PhD thesis of Nikolaos Alexandridis (UBO) defended on 28/03/2017
Supervisors: Cédric Bacher, Fred Jean
Benthic macroinvertebrates are part of a complex network of interactions with their abiotic environment, their resources and with each other. The spatial and temporal scales of the processes that form the basis for these interactions have traditionally restricted their empirical study throughthe development of statistical models. Mechanistic models, being free of logistical limitations, offer an alternative tool for the study of potential community assembly mechanisms. Their development is, however, restricted by a lack of knowledge on the mechanisms that structure benthic communities. In the context of this thesis, the first chapter of the manuscript attempts a review of the statistical and mechanistic modelling tools that have been applied to marine benthic macroinvertebrates. The objective is to identify a technique that would allow the study of the dynamic behaviour of benthic biodiversity in a spatially explicit way based on existing datasets.
The implementation of a mechanistic modelling framework seems fitting, but it requires the derivation of a limited number of model entities with a clear functional role. The second chapter of the manuscript employs the emergent group hypothesis in order to do that in a way that is objective and testable. It combines an abundance dataset of benthic macroinvertebrate species from the Rance estuary collected in 1995 with a matrix of biological traits that describe the role of 240 species in 7 general community assembly mechanisms. The resulting aggregation into 20 functional groups is tested against the assumptions of the emergent group hypothesis. The generally positive results support the ability of the grouping to represent functional diversity in the Rance estuary. A first look at the emergent groups also provides some insight into the potential role of a few general mechanisms in shaping benthic communities.
The lack of quantitative knowledge for the attribution of relationships among the previously derived functional components is still important. The third chapter of the manuscript addresses this issue based on ecological theories that predict the existence of functional trade-offs operating at both large and small spatial scales. The former represent processes of environmental filtering, while the latter involve trade-offs with respect to life history characteristics. Observed trait associations appear to agree with these predictions, in support of the potential of the respective processes to shape benthic communities in the Rance estuary. In a first inception of the system, elements of ecological theory and expert knowledge are incorporated in the form of general rules of interaction into 2 qualitative models of the 20 functional groups. The general stability of these models illustrates their potential to constitute a plausible representation of the natural world. Their structure could offer clues to the direction that the system might take in response to perturbations.
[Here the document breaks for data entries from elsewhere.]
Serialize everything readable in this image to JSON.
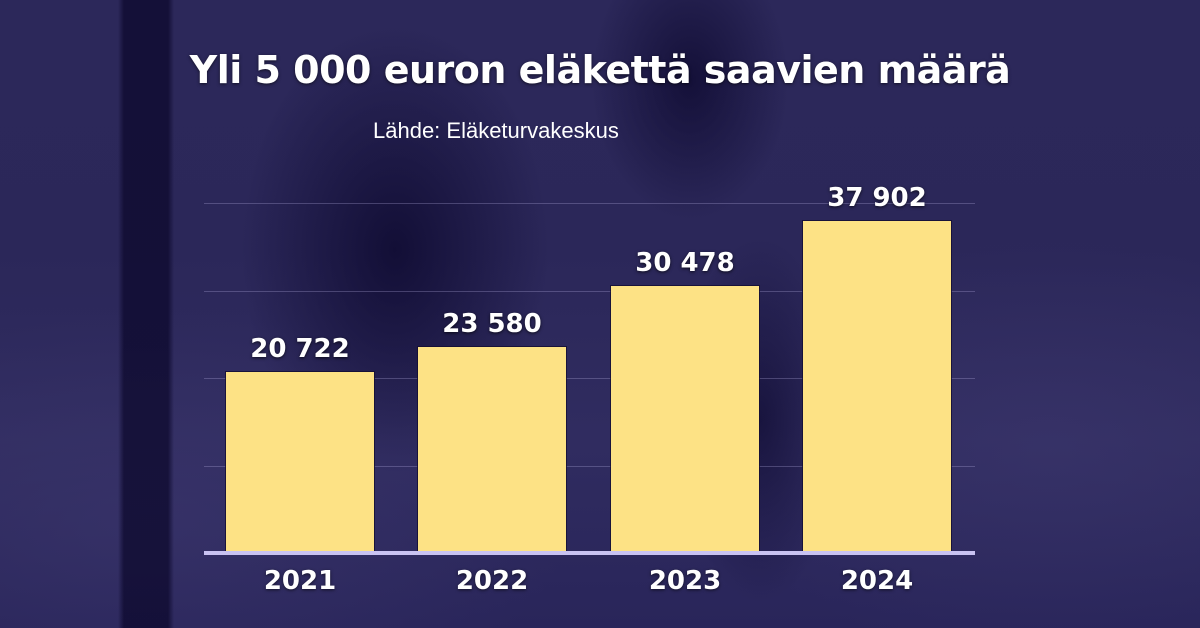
{
  "chart_data": {
    "type": "bar",
    "title": "Yli 5 000 euron eläkettä saavien määrä",
    "subtitle": "Lähde: Eläketurvakeskus",
    "categories": [
      "2021",
      "2022",
      "2023",
      "2024"
    ],
    "values": [
      20722,
      23580,
      30478,
      37902
    ],
    "value_labels": [
      "20 722",
      "23 580",
      "30 478",
      "37 902"
    ],
    "xlabel": "",
    "ylabel": "",
    "ylim": [
      0,
      40000
    ],
    "gridlines": [
      10000,
      20000,
      30000,
      40000
    ],
    "grid": true,
    "legend": null,
    "colors": {
      "bar": "#fde285",
      "background": "#2b2759",
      "text": "#ffffff",
      "baseline": "#c9c3f2"
    }
  },
  "header": {
    "title": "Yli 5 000 euron eläkettä saavien määrä",
    "source": "Lähde: Eläketurvakeskus"
  }
}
In spite of the interest in developing and analysing qualitative mathematical models, the goal of studying the dynamic and spatially explicit behaviour of benthic biodiversity can only be reached by a model with the same characteristics. The fourth chapter of the manuscript presents the architecture of an individual-based model, primarily transferring the rules of interaction from the qualitative models to a dynamic and spatially explicit framework. It is the first version of a model that allows the transition from the level of individuals to that of the Rance estuary. The sensitivity analysis of the model can identify the key processes controlling the spatial and temporal behaviour of benthic biodiversity. These results are discussed in the context of the development of a general modelling framework and its transferability to other sites with the goal of assessing the functioning and potential response of benthic ecosystems to perturbations.